High Taxes and a Declining Birthrate marked the Beginning of the End of the Roman Empire

Serfdom dates back to European Manorialism.  But it was born in the decline of the Roman Empire.  When the Romans stopped pushing their borders out they lost a key source of revenue for their empire.  The spoils of war.  This coincided with the rise of their welfare state.  An ever larger bureaucracy to manage the breadth of empire.  And a loss of Roman identity and pride.  Taxes were rising.  And they were debasing their coin.  To monetize their debt.  People tried their best to evade taxes.  And had no desire to serve in the mighty Roman Legions securing the empire’s borders.  Which turned out to be quite the problem for the Romans.

The Romans had to hire soldiers to defend their borders.  A very costly endeavor.  Which added greatly to the cost of empire.  Hence the high taxes.  And debasing of their silver coins with lead.  But only the silver coins.  Not their gold.  Because they needed those to have value.  As they used them to pay for their hired soldiers.  And that’s one thing you don’t want to do to a hired army.  Anger them by paying them with worthless lead.  Because they could attack you as easily as protect you.
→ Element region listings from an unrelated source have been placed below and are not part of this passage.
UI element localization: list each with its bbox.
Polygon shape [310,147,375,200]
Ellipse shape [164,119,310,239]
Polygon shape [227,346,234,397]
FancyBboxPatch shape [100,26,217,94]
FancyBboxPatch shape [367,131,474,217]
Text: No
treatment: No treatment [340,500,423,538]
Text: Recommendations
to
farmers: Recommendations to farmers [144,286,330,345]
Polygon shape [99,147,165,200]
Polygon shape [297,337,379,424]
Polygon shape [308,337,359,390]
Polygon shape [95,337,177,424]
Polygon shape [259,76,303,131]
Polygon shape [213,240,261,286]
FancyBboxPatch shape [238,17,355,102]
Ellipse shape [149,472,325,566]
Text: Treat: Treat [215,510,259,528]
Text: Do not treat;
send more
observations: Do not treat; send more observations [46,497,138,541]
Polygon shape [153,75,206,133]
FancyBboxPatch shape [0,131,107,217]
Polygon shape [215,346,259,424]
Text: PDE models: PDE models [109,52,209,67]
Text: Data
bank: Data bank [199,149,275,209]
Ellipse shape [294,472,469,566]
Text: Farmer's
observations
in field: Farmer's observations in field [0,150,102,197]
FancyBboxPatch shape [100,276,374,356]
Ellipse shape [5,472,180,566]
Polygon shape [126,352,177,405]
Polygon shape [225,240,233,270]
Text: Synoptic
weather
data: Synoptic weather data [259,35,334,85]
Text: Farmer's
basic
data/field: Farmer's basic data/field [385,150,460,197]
Soon being a Roman wasn’t fun anymore.  Taxes were so high people were working more for the Roman government than their families.  And inflation was making daily life difficult.  The people’s money was becoming worthless.  Which raised prices.  Soon the Romans were taking tax payments in kind.  Instead of money they took wheat, wine, clothing, etc.  Whatever a person made a large portion of what they made went to the Roman government.  It became so bad people were quitting to do something else.  A lot of them.  So many that it was cutting into what the Romans were collecting.  That and a declining birthrate marked the beginning of the end of the Roman Empire.  Large armies.  A growing bureaucracy.  And a declining tax base.  Not a formula for fiscal stability.  So they said enough.  No more quitting and moving on.  Whatever your father was you’ll be.  You have no choice.  You’ll do as he did until the day you die.

The Lord of the Manor owned Great Tracts of Land that Needed Laborers, Peasants had Labor to Offer but no Land

It was the rural part of this Roman directive that shaped future history.  Especially in Europe.  When the Roman Empire collapsed civilization went backwards.  To a rural, agrarian way of life.  A rural self-sufficiency.  Where people either owned land.  Or worked on land owned by others.  And that Roman idea to prevent people from quitting and moving on?  That became serfdom.  Where people who worked the land were bound to the land.  And not allowed to leave or look for a new job.  And if the lord sold the land the people bound to the land went with the land.  Not the lord.

This is Manorialism.  As the Roman Empire disintegrated power shifted from a central government to manors.  The Lord of the Manor owned great tracts of land that needed laborers.  Peasants had labor to offer but no land.  So they made an agreement.  The Lord of the Manor would permit the peasant to live and work a small piece of his land.  In return the peasant would join other peasants and work the large landholdings of their lord.

A serf was little more than a slave.  But with a home and land to work to provide for his family.  Which was a lot in Medieval Europe and often meant the difference between life and death.  And he had something more.  Protection.  A set of laws to live by among his fellow serfs administrated by his lord and the manorial court.  And protection from outside threats.  Which was also part of the agreement.  The serfs agreed to fight alongside their fellow serfs in defense of their lord’s land.  Which was also their home.  And the source of all provision for their family.  So it was a very beneficial agreement for both lord and serf.

Serfdom was a Life of Subsistence and Prayer

The Lord of the Manor lived in a mansion.  The peasants lived in a little village.  Between the two was often a church.  Also in or near the village was the lord’s mill.  Operated by the serfs for both the lord’s harvest and their own.  Maybe even a bakery.  Surrounding these were the great tracts of land the serfs worked.  And forests where wild game was available to hunt.  And wood to burn.  But the forests were typically for the lord’s sole use.

So after the glory that was Greece and the grandeur that was Rome this was what civilization came to.  A life of subsistence.  Back-breaking work in the fields.  Eat what you grow.  Pray.  And try not to starve or freeze to death during the winter.  Not a life we would dream about today.  But one that worked for centuries.  And held Europe together during the Middle Ages.